You can call this mutation when the user logs in by placing it in a useEffect. This example also stores the currently logged in user's ID in state. Once this state is not null we know the user information has been saved.

const [userId, setUserId] = useState(null);
const storeUser = useMutation("storeUser");
// Call the `storeUser` mutation function to store
// the current user in the `users` table and return the `Id` value.
useEffect(() => {
// Store the user in the database.
// Recall that `storeUser` gets the user information via the `auth`
// object on the server.

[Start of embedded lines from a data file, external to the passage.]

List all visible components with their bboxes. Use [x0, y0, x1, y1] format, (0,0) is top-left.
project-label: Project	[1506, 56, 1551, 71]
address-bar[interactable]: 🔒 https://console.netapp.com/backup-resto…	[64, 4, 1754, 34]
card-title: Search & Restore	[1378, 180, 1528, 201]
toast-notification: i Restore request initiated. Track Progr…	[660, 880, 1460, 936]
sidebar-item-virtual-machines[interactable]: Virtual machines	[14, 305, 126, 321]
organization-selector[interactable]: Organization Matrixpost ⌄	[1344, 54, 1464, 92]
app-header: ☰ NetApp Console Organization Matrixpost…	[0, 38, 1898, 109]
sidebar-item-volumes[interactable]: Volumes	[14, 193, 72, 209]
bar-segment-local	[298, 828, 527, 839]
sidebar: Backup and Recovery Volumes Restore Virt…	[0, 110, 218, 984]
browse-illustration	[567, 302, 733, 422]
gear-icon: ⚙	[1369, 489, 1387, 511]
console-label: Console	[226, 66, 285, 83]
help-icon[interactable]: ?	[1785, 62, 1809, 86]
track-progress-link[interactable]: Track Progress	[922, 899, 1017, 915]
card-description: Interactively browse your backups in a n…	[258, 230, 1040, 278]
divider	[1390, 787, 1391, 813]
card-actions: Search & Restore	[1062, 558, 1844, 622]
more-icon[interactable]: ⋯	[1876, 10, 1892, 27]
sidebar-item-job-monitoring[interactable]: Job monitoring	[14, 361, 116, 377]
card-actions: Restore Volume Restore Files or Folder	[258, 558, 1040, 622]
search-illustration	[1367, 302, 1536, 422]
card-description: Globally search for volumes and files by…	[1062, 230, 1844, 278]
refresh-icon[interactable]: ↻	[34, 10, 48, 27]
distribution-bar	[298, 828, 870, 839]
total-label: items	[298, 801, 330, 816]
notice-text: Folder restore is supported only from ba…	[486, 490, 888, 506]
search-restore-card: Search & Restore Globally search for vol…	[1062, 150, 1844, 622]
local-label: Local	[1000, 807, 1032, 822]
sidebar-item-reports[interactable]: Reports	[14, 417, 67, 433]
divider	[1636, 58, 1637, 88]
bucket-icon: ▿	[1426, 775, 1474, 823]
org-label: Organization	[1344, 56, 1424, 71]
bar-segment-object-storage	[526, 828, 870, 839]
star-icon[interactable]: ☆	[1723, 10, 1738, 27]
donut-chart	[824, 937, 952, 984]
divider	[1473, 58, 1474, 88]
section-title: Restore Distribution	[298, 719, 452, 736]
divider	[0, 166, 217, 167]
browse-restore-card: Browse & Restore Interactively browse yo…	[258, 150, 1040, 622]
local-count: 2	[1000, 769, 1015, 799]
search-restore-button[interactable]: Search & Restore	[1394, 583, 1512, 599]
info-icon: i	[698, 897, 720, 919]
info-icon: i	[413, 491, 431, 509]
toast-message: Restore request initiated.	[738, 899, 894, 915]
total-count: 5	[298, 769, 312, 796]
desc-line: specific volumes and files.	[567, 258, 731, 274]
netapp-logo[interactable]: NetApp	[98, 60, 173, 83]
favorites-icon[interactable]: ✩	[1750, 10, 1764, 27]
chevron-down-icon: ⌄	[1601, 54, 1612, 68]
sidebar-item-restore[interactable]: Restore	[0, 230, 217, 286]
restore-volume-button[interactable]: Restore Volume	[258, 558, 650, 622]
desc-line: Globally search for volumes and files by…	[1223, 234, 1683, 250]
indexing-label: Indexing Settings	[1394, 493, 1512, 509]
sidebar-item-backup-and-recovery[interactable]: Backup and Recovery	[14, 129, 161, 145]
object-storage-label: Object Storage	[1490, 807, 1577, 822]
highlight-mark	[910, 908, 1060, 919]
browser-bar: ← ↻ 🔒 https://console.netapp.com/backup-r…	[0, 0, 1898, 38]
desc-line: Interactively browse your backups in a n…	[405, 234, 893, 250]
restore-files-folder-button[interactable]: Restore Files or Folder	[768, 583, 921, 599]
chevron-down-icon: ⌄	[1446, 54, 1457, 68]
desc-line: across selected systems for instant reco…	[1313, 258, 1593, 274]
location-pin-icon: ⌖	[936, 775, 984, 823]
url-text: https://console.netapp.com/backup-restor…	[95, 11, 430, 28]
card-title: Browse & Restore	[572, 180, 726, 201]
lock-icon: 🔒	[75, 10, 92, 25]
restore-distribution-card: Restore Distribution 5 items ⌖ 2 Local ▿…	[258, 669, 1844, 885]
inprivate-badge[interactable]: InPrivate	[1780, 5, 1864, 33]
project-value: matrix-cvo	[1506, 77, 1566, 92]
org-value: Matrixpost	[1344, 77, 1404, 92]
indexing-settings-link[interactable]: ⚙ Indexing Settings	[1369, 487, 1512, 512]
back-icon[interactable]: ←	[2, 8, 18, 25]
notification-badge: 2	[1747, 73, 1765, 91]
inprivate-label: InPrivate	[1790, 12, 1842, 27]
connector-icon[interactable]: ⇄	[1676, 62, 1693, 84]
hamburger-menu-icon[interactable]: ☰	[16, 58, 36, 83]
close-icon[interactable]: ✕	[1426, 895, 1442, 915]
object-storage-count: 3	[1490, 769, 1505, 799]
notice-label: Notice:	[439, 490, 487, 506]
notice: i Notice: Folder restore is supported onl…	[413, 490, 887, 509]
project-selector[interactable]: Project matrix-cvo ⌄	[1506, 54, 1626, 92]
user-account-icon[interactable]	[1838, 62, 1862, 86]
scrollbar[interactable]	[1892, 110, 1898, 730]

You don't need to pass anything manually here.
async function createUser() {
const id = await storeUser();
setUserId(id);
}
createUser();
return () => setUserId(null);
}, [storeUser]);

Now you can load this user document in query and mutation functions. This can be useful for referencing the user's document ID in other documents. Note that using the "by_token" index requires you to define that index.

const identity = await auth.getUserIdentity();
if (!identity) {
throw new Error("Unauthenticated call to mutation");
}
// Note: If you don't want to define an index right away, you can use
// db.query("users")
// .filter(q => q.eq(q.field("tokenIdentifier"), identity.tokenIdentifier))
// .unique();
const user = await db
.query("users")
.withIndex("by_token", q =>
q.eq("tokenIdentifier", identity.tokenIdentifier)
)
.unique();
if (!user) {
throw new Error("Unauthenticated call to mutation");
}

App with a logged-out mode

Instead of having a separate logged out page you can render your app regardless of whether the user is logged in:

<ConvexProviderWithAuth0
client={convex}
authInfo={authInfo}
loggedOut={<App />}
>
<App />
</ConvexProviderWithAuth0>

And anywhere in your app code you can use the useAuth0 hook to check whether the user is logged in or not:

const { isAuthenticated } = useAuth0();
return isAuthenticated ? "Logged in" : "Logged out";

Or you could pass down this information via a prop:

<ConvexProviderWithAuth0
client={convex}
authInfo={authInfo}
loggedOut={<App loggedIn={false} />}
>
<App loggedIn={true} />
</ConvexProviderWithAuth0>

In either approach useQuery and useMutation will be available in the logged out state.